8 Aug 2009

El Hombre que no podia amar y la Mujer que mató a Darwin (VIII)

Rapsodia 2.-

- La verdad es que no creo en lo que te voy a decir, pero me siento muy desdichada. He puesto toda mi fe en algo y no va a resultar.
-Me has asustado, pensé que habías matado a alguien.

La reacción de su cara fué indescriptible, su forma de moverse sobre el angulo de la piedra en el que se encontraba sentada, parecía augurar que él no estaba de todo desencaminado.

- Anoche tuve una cita, es alguien que hacía tiempo que no veía. - Dijo cambiando de tema.
- Define tiempo. - Replicó ella con arrogancia.
- Es una persona con la que nunca hablé.
- ¿Te ha traído recuerdos?
- Me ha abierto el pecho en canal

Y diciendo su nombre dejó caer el móvil que tenía en las manos y se echo a llorar.

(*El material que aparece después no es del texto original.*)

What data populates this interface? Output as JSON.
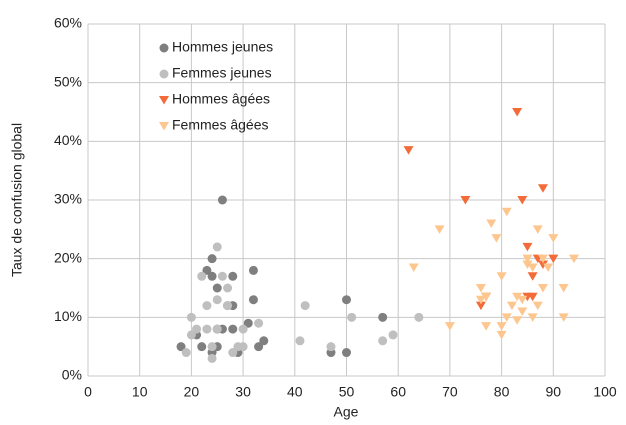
{
  "chart_data": {
    "type": "scatter",
    "x_label": "Age",
    "y_label": "Taux de confusion global",
    "xlim": [
      0,
      100
    ],
    "xticks": [
      0,
      10,
      20,
      30,
      40,
      50,
      60,
      70,
      80,
      90,
      100
    ],
    "ylim": [
      0,
      60
    ],
    "yticks": [
      {
        "value": 0,
        "label": "0%"
      },
      {
        "value": 10,
        "label": "10%"
      },
      {
        "value": 20,
        "label": "20%"
      },
      {
        "value": 30,
        "label": "30%"
      },
      {
        "value": 40,
        "label": "40%"
      },
      {
        "value": 50,
        "label": "50%"
      },
      {
        "value": 60,
        "label": "60%"
      }
    ],
    "grid": true,
    "legend": "top-left",
    "series": [
      {
        "name": "Hommes jeunes",
        "color": "#7f7f7f",
        "marker": "circle",
        "x": [
          18,
          21,
          22,
          23,
          24,
          24,
          24,
          25,
          25,
          25,
          26,
          26,
          27,
          28,
          28,
          28,
          29,
          31,
          32,
          32,
          33,
          34,
          47,
          50,
          50,
          57
        ],
        "values": [
          5,
          7,
          5,
          18,
          20,
          17,
          4,
          8,
          15,
          5,
          30,
          8,
          12,
          17,
          8,
          12,
          4,
          9,
          13,
          18,
          5,
          6,
          4,
          13,
          4,
          10
        ]
      },
      {
        "name": "Femmes jeunes",
        "color": "#bfbfbf",
        "marker": "circle",
        "x": [
          19,
          20,
          20,
          21,
          22,
          23,
          23,
          24,
          24,
          25,
          25,
          25,
          26,
          27,
          27,
          28,
          29,
          30,
          30,
          33,
          41,
          42,
          47,
          51,
          57,
          59,
          64
        ],
        "values": [
          4,
          10,
          7,
          8,
          17,
          12,
          8,
          3,
          5,
          22,
          13,
          8,
          17,
          15,
          12,
          4,
          5,
          5,
          8,
          9,
          6,
          12,
          5,
          10,
          6,
          7,
          10
        ]
      },
      {
        "name": "Hommes âgées",
        "color": "#f26b38",
        "marker": "triangle-down",
        "x": [
          62,
          73,
          76,
          77,
          83,
          84,
          85,
          85,
          86,
          86,
          87,
          88,
          88,
          90
        ],
        "values": [
          38.5,
          30,
          12,
          13.5,
          45,
          30,
          22,
          13.5,
          17,
          13.5,
          20,
          32,
          19,
          20
        ]
      },
      {
        "name": "Femmes âgées",
        "color": "#fdc68f",
        "marker": "triangle-down",
        "x": [
          63,
          68,
          70,
          76,
          76,
          77,
          77,
          78,
          79,
          80,
          80,
          80,
          81,
          81,
          82,
          83,
          83,
          84,
          84,
          85,
          85,
          86,
          86,
          87,
          87,
          88,
          88,
          89,
          90,
          92,
          92,
          94
        ],
        "values": [
          18.5,
          25,
          8.5,
          15,
          13,
          13.5,
          8.5,
          26,
          23.5,
          8.5,
          7,
          17,
          28,
          10,
          12,
          13.5,
          9.5,
          11,
          13,
          20,
          19,
          10,
          18.5,
          25,
          12,
          15,
          20,
          18.5,
          23.5,
          15,
          10,
          20
        ]
      }
    ]
  }
}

El Hombre que no podia amar y la Mujer que mató a Darwin (VII)

Rapsodia 1.-

Había estado durante horas monitorizando las expresiones de mi cuerpo. Algunas frente al espejo, otras tantas delante del ordenador.
No sabía bien como podría reaccionar ante el encuentro, por una parte la conversación telefónica había denotado interés por su parte, por la otra me transmitió una importancia exagerada para una simple cita.
La palabra cita remordió en mis quehaceres durante el tiempo en el cual me preparaba, por una parte no quería darle nombre, por otra existía un deseo que no pude alcanzar a entender.

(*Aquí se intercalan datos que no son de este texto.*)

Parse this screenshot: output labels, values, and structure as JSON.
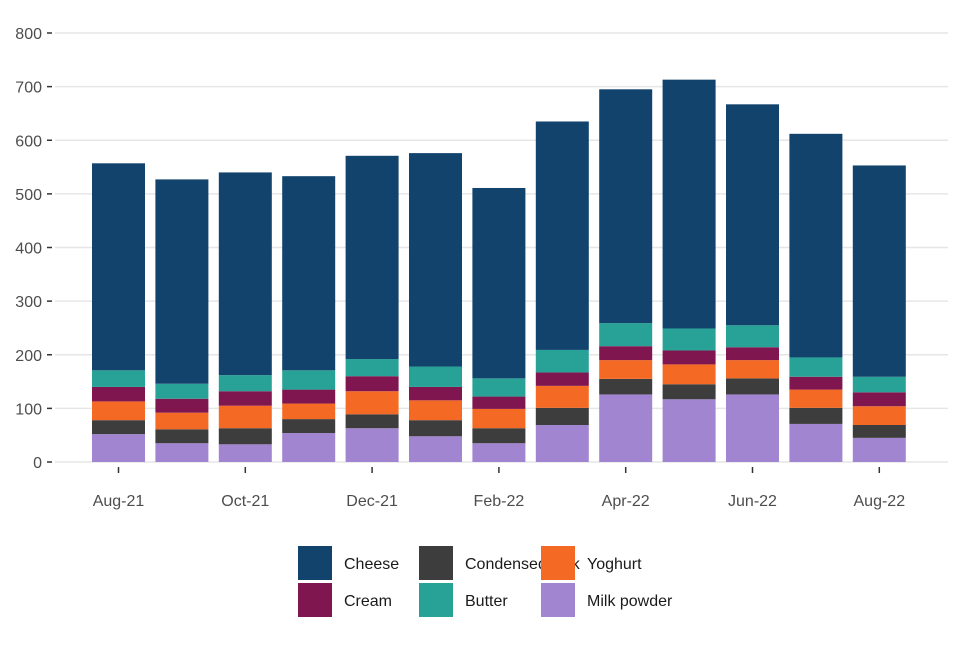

Preparé mis mejores ropas, aquellas que en la maleta habían sufrido menos vaivenes del tren. Y junto a ellas, sobre la cama, intenté compaginarlas para que pareciera natural. El disfraz no iba a dejarle ver quien era, en qué me había convertido.
¿Recordaría aquel mal-nombre que me dieron en la escuela?
Observé el reloj, tictaba de una forma irregular, mi percepción me decía que iba a una velocidad mayor de la que posiblemente debería. Ya era casi la hora y no me quedaba tabaco.
Me vestí y salí corriendo, era hora de ir a por más.

7 May 2009

El Hombre que no podia amar y la Mujer que mató a Darwin (VI)

Rapsodia 2.-

Entre exhaladas de humo y un mono-tema rondando en su cabeza se decidió a acallar sus pensamientos hablando sólo con su boca. Su mirada perdida en el infinito de la lejanía y el hieratismo de su cuerpo delataban que con ello se le iba el corazón.
Ella no tardo en sentirse abrumada por tales confesiones, pero en ese momento en su mente sobrevenían otras imágenes. Las imágenes del día anterior.

- No eres el único que tiene que contar algo importante.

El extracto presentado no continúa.